Dieselskandal VW-Manager sollen vor Gericht

Die Staatsanwaltschaft will VW-Chef Herbert Diess, seinen Vorvorgänger Martin Winterkorn und Chefaufseher Hans Dieter Pötsch anklagen. Der Aufsichtsrat hält dennoch an ihnen fest.

  Hans Dieter Poetsch und Herbert Diess (v.l.) auf einem Archivbild.

Hans Dieter Poetsch und Herbert Diess (v.l.) auf einem Archivbild.

Foto: AP/Michael Sohn

Neue Eskalation im Dieselskandal bei Volkswagen: Die Staatsanwaltschaft Braunschweig erhebt vor dem Landgericht Anklage gegen VW-Chef Herbert Diess, Aufsichtsratschef Hans Dieter Pötsch und Ex-VW-Chef Martin Winterkorn. Wie Oberstaatsanwalt Klaus Ziehe in Braunschweig mitteilte, geht es um den Vorwurf der Marktmanipulation.

Demnach war Winterkorn bereits im Mai 2015 über die Abschalt‑­software in den Diesel-Fahrzeugen vom Typ EA 189 informiert, Pötsch seit dem 29. Juni und Diess seit dem 27. Juli. Ans Licht gekommen war die Schummel-Praxis, bei der die Dieselmotoren während des Testbetriebs deutlich geringere Mengen gesundheitsschädlicher Stickstoffoxide (NOx) freisetzten als im Regelbetrieb, erst durch eine Mitteilung der US-Behörden im September. Die Anleger seien darüber nicht rechtzeitig mit einer sogenannten Ad-hoc-Mitteilung informiert worden.

Die Anwälte der Beschuldigten wiesen die Vorwürfe zurück. Der Aufsichtsrat von Volkswagen erklärte nach einer Sitzung des Präsidiums, man könne „aufgrund der seit Herbst 2015 durchgeführten umfangreichen und unabhängigen eigenen Untersuchungen auch aus heutiger Sicht weiterhin keine vorsätzlich unterlassene Information des Kapitalmarkts erkennen“. Die Zusammenarbeit mit beiden Managern solle fortgesetzt werden. Der Aufsichtsrat wird dies am Mittwoch auf einer außerordentlichen Sitzung erörtern.

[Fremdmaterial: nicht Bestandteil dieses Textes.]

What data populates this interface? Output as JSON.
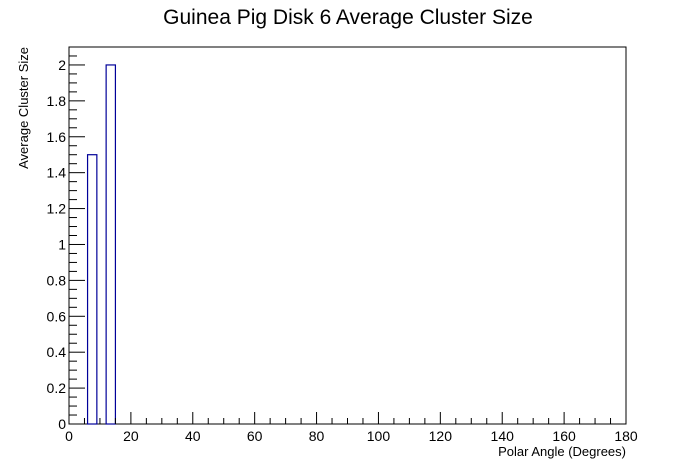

Der Automobil-Experte Ferdinand Dudenhöffer begrüßte diesen Schritt des Konzerns: „Man kann nicht jeden Manager freisetzen oder beurlauben, nur weil gegen ihn ein Verfahren angestrebt wird.“ Allerdings gehe er fest davon aus, dass das Gericht die Klage zulässt. „Sollte es dann am Ende dazu kommen, dass Marktmanipulationen vorgelegen haben, dürfte das für den Konzern gut eine Milliarde Euro kosten. Für Herrn Pötsch würde es dabei bei Volkswagen eng“, sagte der Professor und Leiter des Center Automotive Research der Universität Duisburg-Essen. „Ad-hoc-Mitteilungen müssen ja nicht von einem kleinen Buchhalter herausgegeben werden, sondern werden in der Regel von einem Vorstandschef oder Finanzvorstand veranlasst – und das waren Winterkorn und Pötsch.“

Sollte das Gericht Marktmanipulationen feststellen, dann müsse der VW-Aufsichtsrat – nicht zuletzt vertreten durch den niedersächsischen Ministerpräsidenten Stephan Weil (SPD) – seiner moralischen Verantwortung nachkommen, sagte Dudenhöffer: „Dann wäre Herr Pötsch im Amt des Chefkontrolleurs nicht mehr zu halten.“ Diess sei dagegen als damaliger Markenvorstand allenfalls mittelbar verantwortlich: „Er dürfte das Verfahren überstehen.“ Dudenhöffer warnte davor, den Vorstandschef auszutauschen: „In einer derartig radikalen Umbruchsituation das Zugpferd auszuwechseln, wäre eine fatale Fehlentscheidung.“

„Grundsätzlich gilt natürlich die Unschuldsvermutung“, sagte der Präsident der Deutschen Schutzvereinigung für Wertpapierbesitz, Ulrich Hocker. „Bei der Staatsanwaltschaft handelt es sich um eine Landesbehörde, bei der man nicht sicher sein kann, dass völlige Unabhängigkeit gegeben ist.“ Insofern halte er sich, solange vom Gericht nicht über die Zulässigkeit der Klage entschieden sei, mit einer Beurteilung zurück. „Für uns ist wichtig, dass endgültig die Frage geklärt wird, wer was zu welchem Zeitpunkt wusste. Eine solche Klärung hätten wir gerne per Sonderprüfung feststellen lassen, das wird jedoch von VW über den Instanzentzug verhindert“, kritisierte Hocker.